While rare cases of human-to-human transmission have been seen before -- in Thailand and Vietnam -- doctors believe that one person only infected one other in those instances and the chain of transmission stopped there.
''A person-to-person-to-person transmission chain is very important ... that is why there has been such attention and such an effort,'' said Gerberding, who had been briefed by WHO experts and CDC epidemiologist Dr Tim Uyeki, who is in the village of Kubu Sembilang where the seven victims came from.
NO EVIDENCE OF MUTATION ''Obviously the worrisome possibility is this represents a change in the virus,'' Gerberding added. But she stressed, ''We have not seen any evidence of that.'' ''What we have seen is a virus that is not particularly transmissible but in the setting of very close contact, people can pick it up.'' It is possible these family members, all related by blood, have a genetic susceptibility to infection, she said.
Gerberding said it was important to note that no one outside the family had been found to have been infected, and the infections seem to have happened as people cared for their sick relatives.
She said she was reassured by the CDC's sequencing of virus samples taken from some of the victims.

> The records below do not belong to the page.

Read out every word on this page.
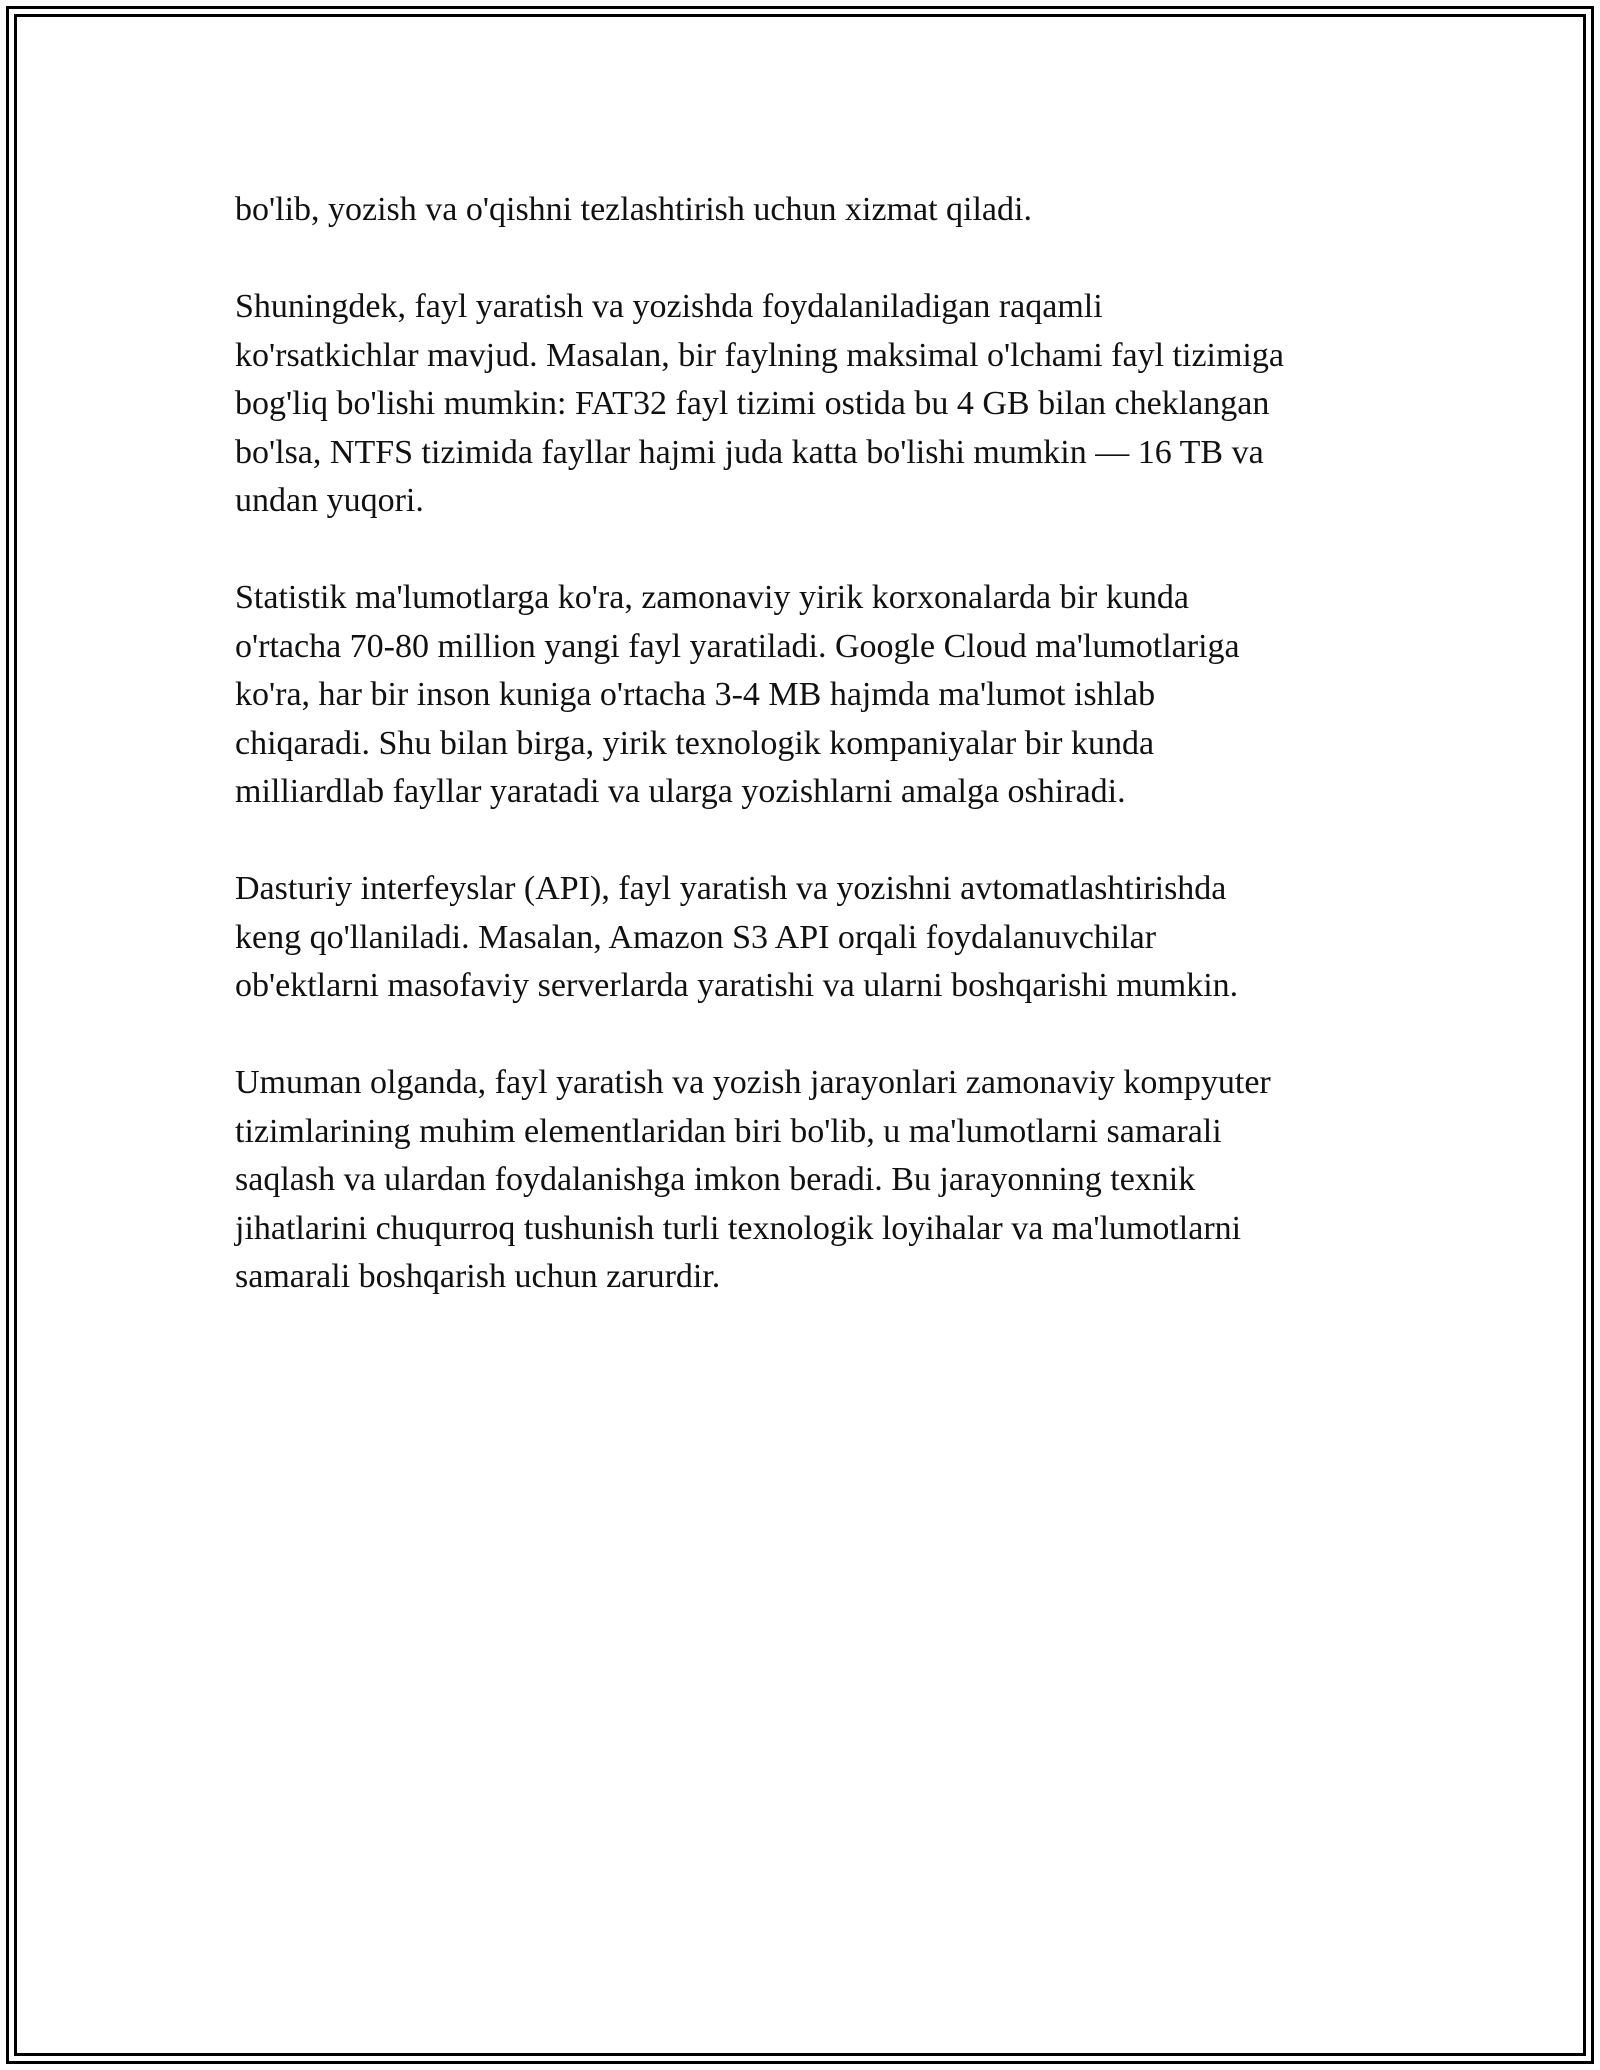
bo'lib, yozish va o'qishni tezlashtirish uchun xizmat qiladi.

Shuningdek, fayl yaratish va yozishda foydalaniladigan raqamli
ko'rsatkichlar mavjud. Masalan, bir faylning maksimal o'lchami fayl tizimiga
bog'liq bo'lishi mumkin: FAT32 fayl tizimi ostida bu 4 GB bilan cheklangan
bo'lsa, NTFS tizimida fayllar hajmi juda katta bo'lishi mumkin — 16 TB va
undan yuqori.

Statistik ma'lumotlarga ko'ra, zamonaviy yirik korxonalarda bir kunda
o'rtacha 70-80 million yangi fayl yaratiladi. Google Cloud ma'lumotlariga
ko'ra, har bir inson kuniga o'rtacha 3-4 MB hajmda ma'lumot ishlab
chiqaradi. Shu bilan birga, yirik texnologik kompaniyalar bir kunda
milliardlab fayllar yaratadi va ularga yozishlarni amalga oshiradi.

Dasturiy interfeyslar (API), fayl yaratish va yozishni avtomatlashtirishda
keng qo'llaniladi. Masalan, Amazon S3 API orqali foydalanuvchilar
ob'ektlarni masofaviy serverlarda yaratishi va ularni boshqarishi mumkin.

Umuman olganda, fayl yaratish va yozish jarayonlari zamonaviy kompyuter
tizimlarining muhim elementlaridan biri bo'lib, u ma'lumotlarni samarali
saqlash va ulardan foydalanishga imkon beradi. Bu jarayonning texnik
jihatlarini chuqurroq tushunish turli texnologik loyihalar va ma'lumotlarni
samarali boshqarish uchun zarurdir.
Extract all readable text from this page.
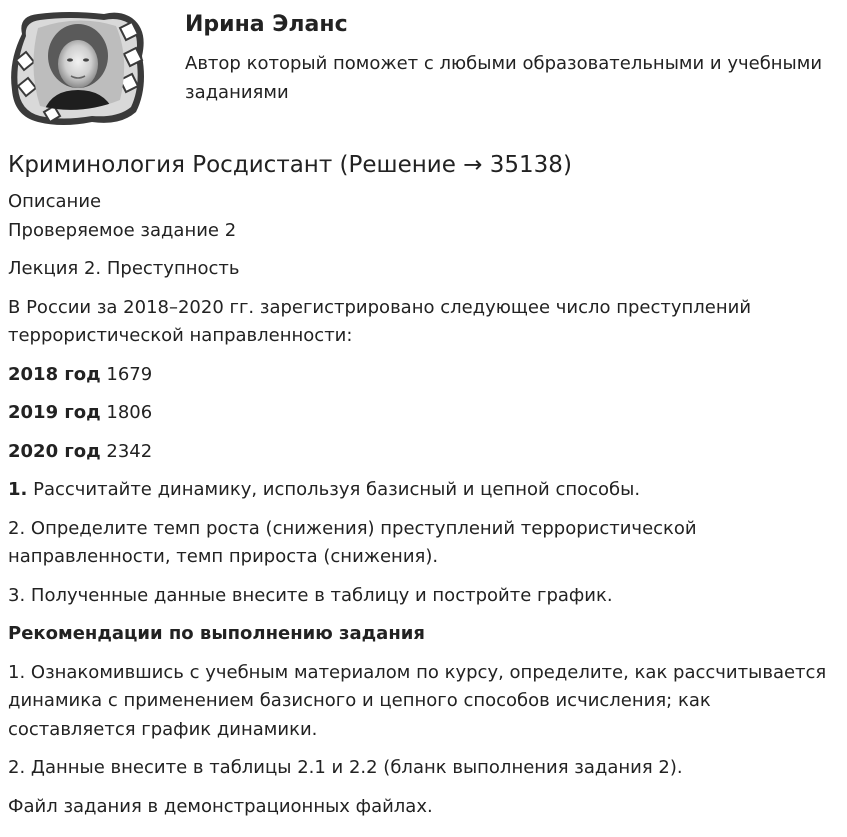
Ирина Эланс

Автор который поможет с любыми образовательными и учебными заданиями

Криминология Росдистант (Решение → 35138)

Описание

Проверяемое задание 2

Лекция 2. Преступность

В России за 2018–2020 гг. зарегистрировано следующее число преступлений террористической направленности:

2018 год 1679

2019 год 1806

2020 год 2342

1. Рассчитайте динамику, используя базисный и цепной способы.

2. Определите темп роста (снижения) преступлений террористической направленности, темп прироста (снижения).

3. Полученные данные внесите в таблицу и постройте график.

Рекомендации по выполнению задания

1. Ознакомившись с учебным материалом по курсу, определите, как рассчитывается динамика с применением базисного и цепного способов исчисления; как составляется график динамики.

2. Данные внесите в таблицы 2.1 и 2.2 (бланк выполнения задания 2).

Файл задания в демонстрационных файлах.
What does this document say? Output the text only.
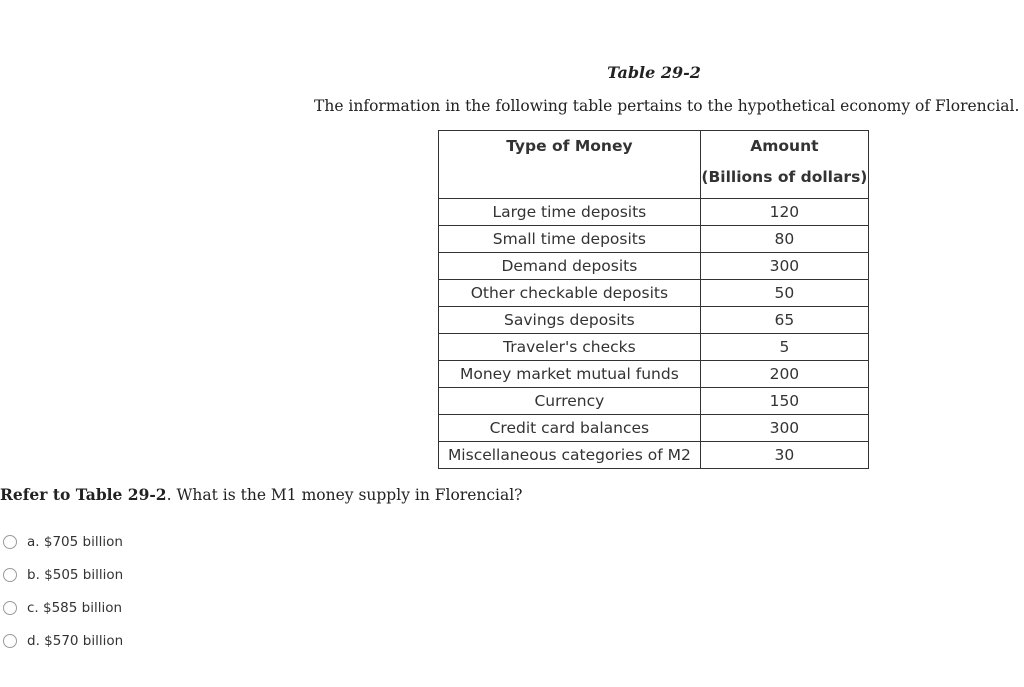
Table 29-2
The information in the following table pertains to the hypothetical economy of Florencial.
Type of Money	Amount
(Billions of dollars)

Large time deposits	120
Small time deposits	80
Demand deposits	300
Other checkable deposits	50
Savings deposits	65
Traveler's checks	5
Money market mutual funds	200
Currency	150
Credit card balances	300
Miscellaneous categories of M2	30
Refer to Table 29-2. What is the M1 money supply in Florencial?
a. $705 billion
b. $505 billion
c. $585 billion
d. $570 billion
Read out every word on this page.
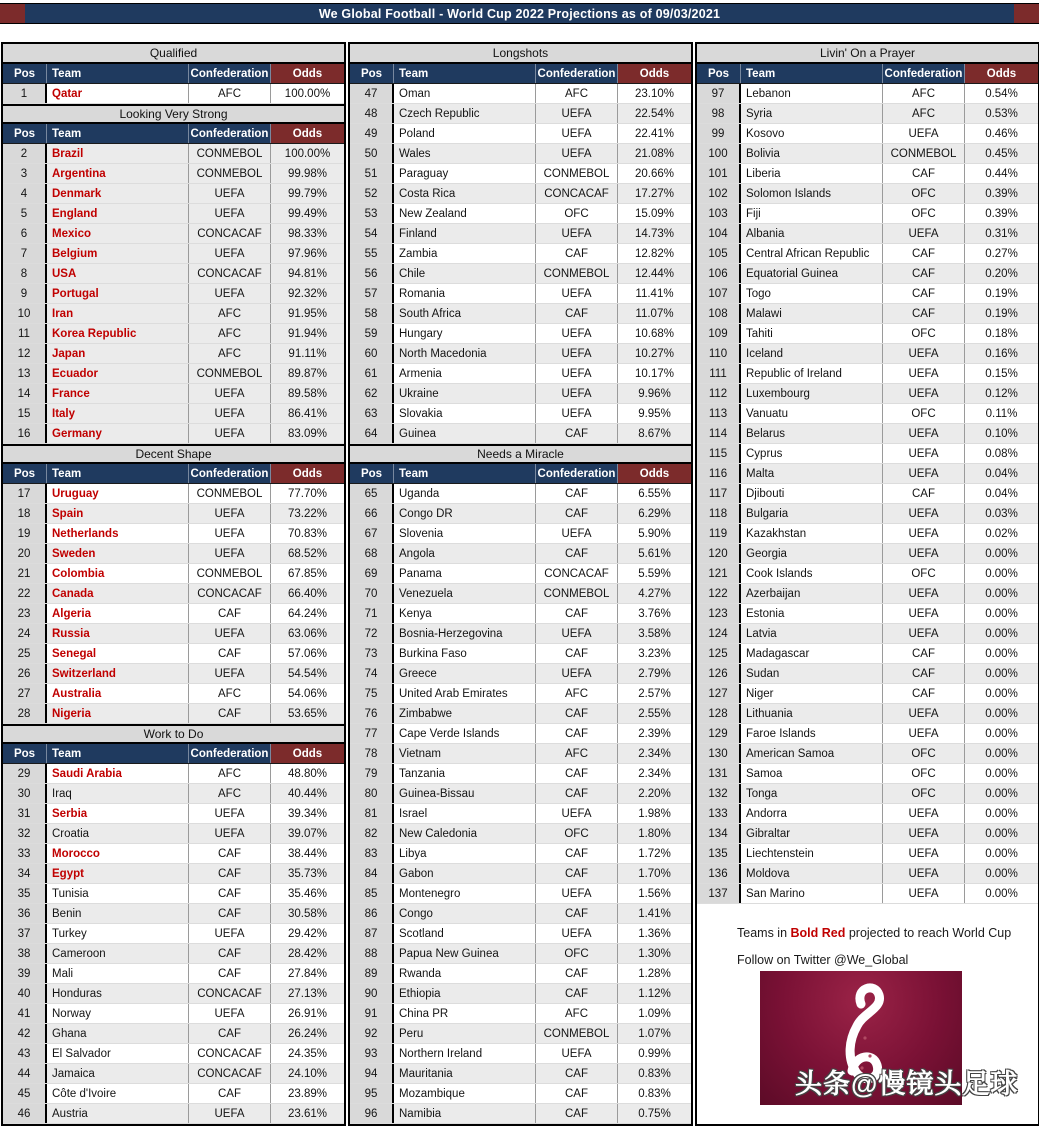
We Global Football - World Cup 2022 Projections as of 09/03/2021
Qualified
Pos	Team	Confederation	Odds
1	Qatar	AFC	100.00%
Looking Very Strong
Pos	Team	Confederation	Odds
2	Brazil	CONMEBOL	100.00%
3	Argentina	CONMEBOL	99.98%
4	Denmark	UEFA	99.79%
5	England	UEFA	99.49%
6	Mexico	CONCACAF	98.33%
7	Belgium	UEFA	97.96%
8	USA	CONCACAF	94.81%
9	Portugal	UEFA	92.32%
10	Iran	AFC	91.95%
11	Korea Republic	AFC	91.94%
12	Japan	AFC	91.11%
13	Ecuador	CONMEBOL	89.87%
14	France	UEFA	89.58%
15	Italy	UEFA	86.41%
16	Germany	UEFA	83.09%
Decent Shape
Pos	Team	Confederation	Odds
17	Uruguay	CONMEBOL	77.70%
18	Spain	UEFA	73.22%
19	Netherlands	UEFA	70.83%
20	Sweden	UEFA	68.52%
21	Colombia	CONMEBOL	67.85%
22	Canada	CONCACAF	66.40%
23	Algeria	CAF	64.24%
24	Russia	UEFA	63.06%
25	Senegal	CAF	57.06%
26	Switzerland	UEFA	54.54%
27	Australia	AFC	54.06%
28	Nigeria	CAF	53.65%
Work to Do
Pos	Team	Confederation	Odds
29	Saudi Arabia	AFC	48.80%
30	Iraq	AFC	40.44%
31	Serbia	UEFA	39.34%
32	Croatia	UEFA	39.07%
33	Morocco	CAF	38.44%
34	Egypt	CAF	35.73%
35	Tunisia	CAF	35.46%
36	Benin	CAF	30.58%
37	Turkey	UEFA	29.42%
38	Cameroon	CAF	28.42%
39	Mali	CAF	27.84%
40	Honduras	CONCACAF	27.13%
41	Norway	UEFA	26.91%
42	Ghana	CAF	26.24%
43	El Salvador	CONCACAF	24.35%
44	Jamaica	CONCACAF	24.10%
45	Côte d'Ivoire	CAF	23.89%
46	Austria	UEFA	23.61%
Longshots
Pos	Team	Confederation	Odds
47	Oman	AFC	23.10%
48	Czech Republic	UEFA	22.54%
49	Poland	UEFA	22.41%
50	Wales	UEFA	21.08%
51	Paraguay	CONMEBOL	20.66%
52	Costa Rica	CONCACAF	17.27%
53	New Zealand	OFC	15.09%
54	Finland	UEFA	14.73%
55	Zambia	CAF	12.82%
56	Chile	CONMEBOL	12.44%
57	Romania	UEFA	11.41%
58	South Africa	CAF	11.07%
59	Hungary	UEFA	10.68%
60	North Macedonia	UEFA	10.27%
61	Armenia	UEFA	10.17%
62	Ukraine	UEFA	9.96%
63	Slovakia	UEFA	9.95%
64	Guinea	CAF	8.67%
Needs a Miracle
Pos	Team	Confederation	Odds
65	Uganda	CAF	6.55%
66	Congo DR	CAF	6.29%
67	Slovenia	UEFA	5.90%
68	Angola	CAF	5.61%
69	Panama	CONCACAF	5.59%
70	Venezuela	CONMEBOL	4.27%
71	Kenya	CAF	3.76%
72	Bosnia-Herzegovina	UEFA	3.58%
73	Burkina Faso	CAF	3.23%
74	Greece	UEFA	2.79%
75	United Arab Emirates	AFC	2.57%
76	Zimbabwe	CAF	2.55%
77	Cape Verde Islands	CAF	2.39%
78	Vietnam	AFC	2.34%
79	Tanzania	CAF	2.34%
80	Guinea-Bissau	CAF	2.20%
81	Israel	UEFA	1.98%
82	New Caledonia	OFC	1.80%
83	Libya	CAF	1.72%
84	Gabon	CAF	1.70%
85	Montenegro	UEFA	1.56%
86	Congo	CAF	1.41%
87	Scotland	UEFA	1.36%
88	Papua New Guinea	OFC	1.30%
89	Rwanda	CAF	1.28%
90	Ethiopia	CAF	1.12%
91	China PR	AFC	1.09%
92	Peru	CONMEBOL	1.07%
93	Northern Ireland	UEFA	0.99%
94	Mauritania	CAF	0.83%
95	Mozambique	CAF	0.83%
96	Namibia	CAF	0.75%
Livin' On a Prayer
Pos	Team	Confederation	Odds
97	Lebanon	AFC	0.54%
98	Syria	AFC	0.53%
99	Kosovo	UEFA	0.46%
100	Bolivia	CONMEBOL	0.45%
101	Liberia	CAF	0.44%
102	Solomon Islands	OFC	0.39%
103	Fiji	OFC	0.39%
104	Albania	UEFA	0.31%
105	Central African Republic	CAF	0.27%
106	Equatorial Guinea	CAF	0.20%
107	Togo	CAF	0.19%
108	Malawi	CAF	0.19%
109	Tahiti	OFC	0.18%
110	Iceland	UEFA	0.16%
111	Republic of Ireland	UEFA	0.15%
112	Luxembourg	UEFA	0.12%
113	Vanuatu	OFC	0.11%
114	Belarus	UEFA	0.10%
115	Cyprus	UEFA	0.08%
116	Malta	UEFA	0.04%
117	Djibouti	CAF	0.04%
118	Bulgaria	UEFA	0.03%
119	Kazakhstan	UEFA	0.02%
120	Georgia	UEFA	0.00%
121	Cook Islands	OFC	0.00%
122	Azerbaijan	UEFA	0.00%
123	Estonia	UEFA	0.00%
124	Latvia	UEFA	0.00%
125	Madagascar	CAF	0.00%
126	Sudan	CAF	0.00%
127	Niger	CAF	0.00%
128	Lithuania	UEFA	0.00%
129	Faroe Islands	UEFA	0.00%
130	American Samoa	OFC	0.00%
131	Samoa	OFC	0.00%
132	Tonga	OFC	0.00%
133	Andorra	UEFA	0.00%
134	Gibraltar	UEFA	0.00%
135	Liechtenstein	UEFA	0.00%
136	Moldova	UEFA	0.00%
137	San Marino	UEFA	0.00%
Teams in Bold Red projected to reach World Cup
Follow on Twitter @We_Global
头条@慢镜头足球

''There is no evolution of the virus or genetic changes that would suggest a change to a more virulent or transmissible form,'' she said. And there was no evidence the virus was resistant to Roche AG's Tamiflu, the main treatment for H5N1.
The village is small, Gerberding, and villagers are being treated with Tamiflu, known generically as oseltamivir. When given early, the drug can reduce the severity of flu infection and can prevent infection if taken before a person is exposed.
''The good news about the situation is that we got there early and the WHO was able to gain access to a community that is in a very remote part of the world and a part that doesn't necessarily trust Western medicine or the kind of science approaches that we would consider our main contribution to understanding disease outbreaks,'' Gerberding said.
''This is a Christian community in a pretty remote area on an outlying island,'' she added. Indonesia is overwhelmingly Muslim and there has been some mistrust between Christian communities and the government.
''Yes, there were apparently some members of the community that expressed concern that the government was at fault,'' Gerberding said.
But she said the WHO team now reported that villagers were cooperating with them.